International Women’s Day Debate
Full Debate: Read Full DebateLord Griffiths of Burry Port
Main Page: Lord Griffiths of Burry Port (Labour - Life peer)Department Debates - View all Lord Griffiths of Burry Port's debates with the Department for Business and Trade
(1 day, 11 hours ago)
Lords ChamberMy Lords, I attend this debate regularly but do not always—or even often—put my name down to speak. I feel that what I need to do in attending the debates is to listen hard to what is being said and to gather some kind of range or spectrum of ideas and issues—things to be happy about and things to concern us—as the debate unfolds. I have put my name down this time and, before moving on to another part of my speech, I just say that I hope that the House has heard the stabbing, persistent and passionate questions of the noble Lord, Lord Bates. Our Parliament should be ashamed of itself of how it—all parties—has handled the question of overseas aid over recent time. It is scandalous. Having worked overseas and knowing that it is women who are at the heart of most of the aid that goes from this country, I believe that we simply cannot allow ourselves to indulge in the normal range of concerns, congratulations and the rest of it.
In August, I am going to be standing in a graveyard in Burry Port, where I come from, by the grave of my mother. It will be the 50th anniversary of her death. If I have been shaped by anybody, it has been by her. When she married young, the marriage did not work out and there was a bitter and acrimonious divorce. My father could afford a lawyer, while my mother could not, and so she was named as the guilty person, evicted from the family home and she went with two boys into homelessness and misery.

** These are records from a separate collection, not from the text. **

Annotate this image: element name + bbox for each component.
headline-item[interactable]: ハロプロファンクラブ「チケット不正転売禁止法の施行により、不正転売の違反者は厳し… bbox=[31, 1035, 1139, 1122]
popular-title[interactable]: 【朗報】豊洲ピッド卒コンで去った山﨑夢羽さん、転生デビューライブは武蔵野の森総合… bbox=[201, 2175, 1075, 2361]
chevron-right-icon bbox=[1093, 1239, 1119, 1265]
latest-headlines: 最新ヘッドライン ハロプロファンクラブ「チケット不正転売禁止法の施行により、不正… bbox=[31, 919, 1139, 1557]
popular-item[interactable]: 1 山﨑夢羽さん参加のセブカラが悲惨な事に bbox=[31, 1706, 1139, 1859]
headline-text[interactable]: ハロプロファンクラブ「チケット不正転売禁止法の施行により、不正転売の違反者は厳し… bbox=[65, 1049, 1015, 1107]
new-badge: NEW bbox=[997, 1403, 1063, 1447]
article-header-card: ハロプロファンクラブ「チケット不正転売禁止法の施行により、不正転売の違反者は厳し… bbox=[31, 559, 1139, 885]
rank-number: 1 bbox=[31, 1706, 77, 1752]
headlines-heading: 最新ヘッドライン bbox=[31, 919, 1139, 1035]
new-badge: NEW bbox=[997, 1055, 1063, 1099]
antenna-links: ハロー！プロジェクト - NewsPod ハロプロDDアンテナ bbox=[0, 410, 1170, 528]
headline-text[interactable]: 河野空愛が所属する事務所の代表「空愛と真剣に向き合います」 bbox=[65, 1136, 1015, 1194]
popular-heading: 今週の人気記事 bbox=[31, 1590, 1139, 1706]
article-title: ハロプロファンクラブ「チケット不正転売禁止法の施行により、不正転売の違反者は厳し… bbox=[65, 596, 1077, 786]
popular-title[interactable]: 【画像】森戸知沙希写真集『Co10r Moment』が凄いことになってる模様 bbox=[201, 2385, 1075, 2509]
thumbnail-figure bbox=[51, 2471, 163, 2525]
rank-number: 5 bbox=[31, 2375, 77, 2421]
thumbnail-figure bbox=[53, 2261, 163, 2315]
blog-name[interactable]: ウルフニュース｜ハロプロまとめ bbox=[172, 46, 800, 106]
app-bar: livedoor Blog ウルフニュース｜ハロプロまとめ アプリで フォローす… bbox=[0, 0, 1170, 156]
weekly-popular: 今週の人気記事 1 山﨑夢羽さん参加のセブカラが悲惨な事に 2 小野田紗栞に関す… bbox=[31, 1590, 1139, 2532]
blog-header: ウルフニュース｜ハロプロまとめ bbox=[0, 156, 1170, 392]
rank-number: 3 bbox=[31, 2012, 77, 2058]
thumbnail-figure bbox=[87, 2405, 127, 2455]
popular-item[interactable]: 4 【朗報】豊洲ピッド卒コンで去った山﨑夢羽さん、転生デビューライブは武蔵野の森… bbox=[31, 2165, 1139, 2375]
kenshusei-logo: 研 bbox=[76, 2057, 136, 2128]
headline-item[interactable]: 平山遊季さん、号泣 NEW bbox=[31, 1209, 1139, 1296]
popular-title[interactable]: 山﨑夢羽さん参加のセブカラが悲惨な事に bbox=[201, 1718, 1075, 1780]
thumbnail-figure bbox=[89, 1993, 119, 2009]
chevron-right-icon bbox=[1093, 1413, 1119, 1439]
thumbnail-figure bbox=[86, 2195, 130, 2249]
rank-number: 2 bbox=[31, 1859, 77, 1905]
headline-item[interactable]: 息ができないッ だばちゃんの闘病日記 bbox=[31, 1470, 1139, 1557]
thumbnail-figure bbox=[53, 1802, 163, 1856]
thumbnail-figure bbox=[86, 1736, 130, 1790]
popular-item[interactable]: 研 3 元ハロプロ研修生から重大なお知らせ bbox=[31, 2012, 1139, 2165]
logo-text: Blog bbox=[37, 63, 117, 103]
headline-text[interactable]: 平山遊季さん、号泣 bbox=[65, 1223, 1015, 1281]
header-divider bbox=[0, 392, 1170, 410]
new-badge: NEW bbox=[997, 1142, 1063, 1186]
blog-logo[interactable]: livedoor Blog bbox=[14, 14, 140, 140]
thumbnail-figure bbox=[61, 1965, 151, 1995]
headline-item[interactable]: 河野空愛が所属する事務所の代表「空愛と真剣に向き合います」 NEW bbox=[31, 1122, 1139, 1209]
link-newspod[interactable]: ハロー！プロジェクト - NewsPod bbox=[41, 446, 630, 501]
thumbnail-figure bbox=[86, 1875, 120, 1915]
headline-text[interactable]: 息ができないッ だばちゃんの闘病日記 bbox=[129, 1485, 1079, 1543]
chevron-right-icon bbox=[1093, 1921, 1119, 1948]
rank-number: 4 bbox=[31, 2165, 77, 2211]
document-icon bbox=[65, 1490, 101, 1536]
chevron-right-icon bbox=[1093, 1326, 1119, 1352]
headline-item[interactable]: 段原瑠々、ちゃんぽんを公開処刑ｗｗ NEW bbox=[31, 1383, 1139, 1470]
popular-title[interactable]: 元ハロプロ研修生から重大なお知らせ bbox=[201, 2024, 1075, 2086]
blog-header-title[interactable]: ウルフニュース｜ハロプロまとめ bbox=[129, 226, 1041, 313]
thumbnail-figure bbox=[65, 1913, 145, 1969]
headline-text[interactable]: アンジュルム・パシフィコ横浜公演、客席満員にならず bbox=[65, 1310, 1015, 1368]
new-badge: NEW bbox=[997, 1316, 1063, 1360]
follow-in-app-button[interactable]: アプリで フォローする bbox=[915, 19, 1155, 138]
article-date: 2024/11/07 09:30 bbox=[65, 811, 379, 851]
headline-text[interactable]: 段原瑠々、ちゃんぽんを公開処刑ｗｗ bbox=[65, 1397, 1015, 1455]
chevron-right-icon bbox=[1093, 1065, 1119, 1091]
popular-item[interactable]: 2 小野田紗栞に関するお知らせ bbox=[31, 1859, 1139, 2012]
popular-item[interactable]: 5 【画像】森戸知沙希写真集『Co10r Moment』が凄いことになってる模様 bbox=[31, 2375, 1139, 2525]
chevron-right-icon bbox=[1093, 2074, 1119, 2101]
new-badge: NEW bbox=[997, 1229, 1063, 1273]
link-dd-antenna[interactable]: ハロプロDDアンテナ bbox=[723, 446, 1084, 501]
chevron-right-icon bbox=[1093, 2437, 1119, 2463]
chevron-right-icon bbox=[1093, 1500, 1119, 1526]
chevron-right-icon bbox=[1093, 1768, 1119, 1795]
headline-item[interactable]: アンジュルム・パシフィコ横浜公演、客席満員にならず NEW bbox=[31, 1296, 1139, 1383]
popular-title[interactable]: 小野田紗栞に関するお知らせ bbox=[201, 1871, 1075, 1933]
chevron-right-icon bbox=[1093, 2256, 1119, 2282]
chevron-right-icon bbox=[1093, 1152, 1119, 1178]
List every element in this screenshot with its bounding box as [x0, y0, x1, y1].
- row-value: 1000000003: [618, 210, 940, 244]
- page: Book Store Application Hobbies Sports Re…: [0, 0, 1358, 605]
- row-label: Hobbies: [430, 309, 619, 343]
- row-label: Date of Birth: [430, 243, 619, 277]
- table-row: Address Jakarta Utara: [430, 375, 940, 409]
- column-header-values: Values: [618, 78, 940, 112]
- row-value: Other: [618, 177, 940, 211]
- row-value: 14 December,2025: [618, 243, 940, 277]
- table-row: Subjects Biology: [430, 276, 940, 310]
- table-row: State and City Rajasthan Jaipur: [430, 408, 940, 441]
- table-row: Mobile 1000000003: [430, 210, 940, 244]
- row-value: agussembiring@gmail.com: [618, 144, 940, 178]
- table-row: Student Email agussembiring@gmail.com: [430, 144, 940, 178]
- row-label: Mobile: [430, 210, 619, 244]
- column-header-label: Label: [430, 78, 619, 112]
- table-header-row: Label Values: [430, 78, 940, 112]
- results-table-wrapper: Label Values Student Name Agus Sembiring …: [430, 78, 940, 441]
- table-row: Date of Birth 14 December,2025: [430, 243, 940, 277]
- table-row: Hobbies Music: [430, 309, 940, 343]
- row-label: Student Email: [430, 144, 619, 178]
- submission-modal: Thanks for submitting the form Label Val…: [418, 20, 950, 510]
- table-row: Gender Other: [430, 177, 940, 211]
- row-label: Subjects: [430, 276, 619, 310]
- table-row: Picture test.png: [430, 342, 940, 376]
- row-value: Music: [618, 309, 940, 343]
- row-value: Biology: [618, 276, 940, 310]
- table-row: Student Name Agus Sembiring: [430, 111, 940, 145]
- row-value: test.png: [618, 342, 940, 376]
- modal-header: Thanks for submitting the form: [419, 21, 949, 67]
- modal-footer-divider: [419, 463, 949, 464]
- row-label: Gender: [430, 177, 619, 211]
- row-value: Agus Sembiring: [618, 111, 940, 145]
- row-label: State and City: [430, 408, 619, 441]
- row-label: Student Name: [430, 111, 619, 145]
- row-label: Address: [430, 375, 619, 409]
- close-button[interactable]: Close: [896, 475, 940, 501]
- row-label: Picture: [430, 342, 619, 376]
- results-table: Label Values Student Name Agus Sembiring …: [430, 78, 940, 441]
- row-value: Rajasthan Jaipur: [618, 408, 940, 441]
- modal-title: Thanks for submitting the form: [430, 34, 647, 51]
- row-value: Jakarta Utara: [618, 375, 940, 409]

I remember my mother’s screams, but I remember even more pertinently her sobbing at the violence she received from my father as he departed from the marriage. It was an extraordinary series of events, culminating after the enactment of the law that gave us national assistance by an application on my mother’s behalf for some benefit from it. She had had a bad injury in the factory where she worked, carrying heavy sheets of steel from one part of the process to another, and she could not work. I will never forget the man with a briefcase who came—petty officials get up my nostrils. She was accused of being a malingerer and was told that she had no right to take money from the state, and the rest of it. I was 10; my brother was nine. We lived in one room in a brickyard. We looked each other in the eye, turned on him, beat him up, kicked him and threw him out. We feared that that would mean that we would have no entitlement to the benefit. Mercifully, the powers that be saw that the man who treated us in that way was himself to be reprimanded.
My mother, who suffered abuse, eviction, homelessness, poverty, misery, pain and injury at work, rose above all of that. She had a translucent personality. She was generous, she never complained, she never pointed the finger at anybody and she was not judgmental. She did not go to church, because she thought that that was judgmental. She smoked. She backed a horse sixpence each way—but only in the big races, she used to tell us. She did her bingo and she loved it. I used to go and post the football coupons for her—to Vernons, it was. And, of course, she was divorced, which was a stigma in those days. None of that dragged her down. She said, by the way, “I’m not going to go to the chapel and give those preachers too much to preach about”. Quite right she was, because I heard a number of those kinds of sermons in my time.
I would like the noble Baroness, Lady Bloomfield, to add Olwen Thomas to the list of great Welsh women that she gave us earlier. I remind myself, as I ask for that, of the wonderful verse by Thomas Gray, his “Elegy Written in a Country Churchyard”.
“Full many a flow’r is born to blush unseen,
And waste its sweetness on the desert air”.
My mother was gigantic. I have learnt generosity, not to have a chip on my shoulder and to enjoy life, largely because she shaped me, gave me my platform and all the rest of it.
Let me say one last word. Others have been indulged; I claim the same indulgence. I passed my 11-plus without knowing that I had sat it. When I went to the grammar school, still wearing no underwear, having no pyjamas or anything like that—we were desperately poor—I walked through its door as a poor boy from the lowest level of British society. As I said to some headteachers just two days ago, they must not only think about their concerns, strategies, philosophies and the rest of it. They need to recognise that the schoolchildren coming through the door to their classrooms may have come from the sort of background that I came from. The people who debate the grand themes of this kind in this Chamber should always remember the lowest of the low, who are the ones in most need of benefit. If women mean anything, they would focus on that.